Fujitsu-Siemens Has Big Sparc Plans, Too

by Timothy Prickett Morgan

Sun Microsystems might be the creator of the Sparc platform and its Solaris environment, but the company does not necessarily always set the pace on that platform. Fujitsu-Siemens has a big Unix server business in Europe and Japan and has made headway pushing into Sun's indigenous American market with its PrimePower machines. Fujitsu-Siemens has taken a big iron approach to designing its Sparc64 processors and the servers that use them, which is a good fit for a lot of Solaris customers.

At the moment, Fujitsu, which does the chip designs for the PrimePower machines as its part of the Fujitsu-Siemens partnership, does not sell a dual-core Sparc64 processor. But its current crop of Sparc64 V processors are arguably as powerful doing real work as Sun's new dual-core "Jaguar" UltraSparc IV processors, which were announced last week. But Fujitsu knows it needs to keep pace with Sun, Hewlett-Packard, and IBM in the RISC processor market, so the company is readying a dual-core Sparc64 VI processor. This chip is expected to come to market sometime in the second half of 2004 according to the Fujitsu roadmap.

This Sparc64 VI chip will be Fujitsu's first dual-core processor. It will be implemented in a 90 nanometer copper/SOI process and made in Fujitsu's fabs in Japan. The chip will have 128 KB of on-chip L1 data/instruction cache per core, 6 MB of on-chip L2 cache memory shared by both cores, and an initial target speed of 2.4 GHz, according to Tom Donnelly, product manager of the PrimePower RISC/Unix server line at Fujitsu-Siemens.

Eventually, the Sparc64 VI chip will span a range between 2.1 GHz and 2.6 GHz, depending on the yields of the 90 nanometer process. The PrimePower server design does not include L3 cache, and Donnelly says the engineers at Fujitsu-Siemens do not believe that an L3 cache is necessary. IBM has used L3 cache in its Power4 and Xeon servers, and Sun is going to add L3 cache to the upcoming "Panther" UltraSparc-IV+ processors. Donnelly says that at the 2.4 GHz targeted clock speed, the Sparc64 VI processors will offer about three times the performance as the current PrimePower servers, which use 1.3 GHz and 1.35 GHz Sparc64 V processors made using a 130 nanometer copper process in Fujitsu's fabs in Japan.

The Sparc64 VI processors will not plug into the current PrimePower machines. As is the case with the dual-core Sun UltraSparc-IVs compared to the single-core UltraSparc-IIIs, the Sparc64 VI chips have a different pin out and therefore require new systems boards.

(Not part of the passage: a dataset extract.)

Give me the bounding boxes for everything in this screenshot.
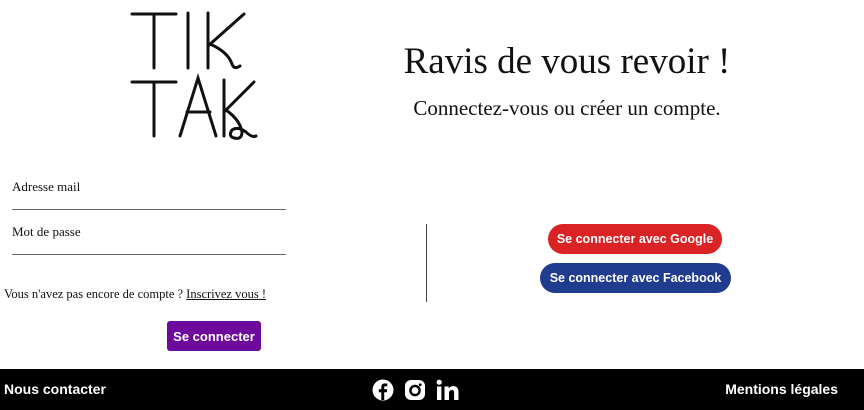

The next generation of PrimePower servers will also have main memory and system buses with twice the bandwidth as the current PrimePower XA designs. Fujitsu-Siemens does not, says Donnelly, have any plans to expand beyond the current 128-way SMP scalability it has with the PrimePowers with these future machines.

PrimePower customers who have the current Sparc64 V generation of machines will not be forced to upgrade to the new boxes just to get more oomph for their workloads, according to Donnelly. Fujitsu is going to crank up the clock on the Sparc64 V chips, too, so customers can protect their investments and jump to the new PrimePower platform when they need to. At the end of this year, the speed of the Sparc64 V chip will be boosted to 1.62 GHz using the current 130 nanometer copper process. In mid-to-late 2004, the speed of the Sparc64 V will be boosted to 1.8 GHz to 1.9 GHz and the on-chip L2 cache will increase from 2 MB to 4 MB using a 90 nanometer process. In mid-2005, Fujitsu will crank up the clock to 2.16 GHz and can in 2006 increase the on-chip L2 cache to 6 MB and boost the clock speed of the Sparc64 V to 2.4 GHz if customers need it to.

In early 2006, Fujitsu will crank up the clock on the Sparc64 VI to more than 3 GHz using a process that is smaller than 90 nanometers (65 nanometers seems likely). About the same time, Fujitsu will debut the Sparc64 V7 chip, which will have four cores on a single chip and a clock speed that ranges from 5 GHz in 2006 to 6 GHz by 2007, according to the current roadmap.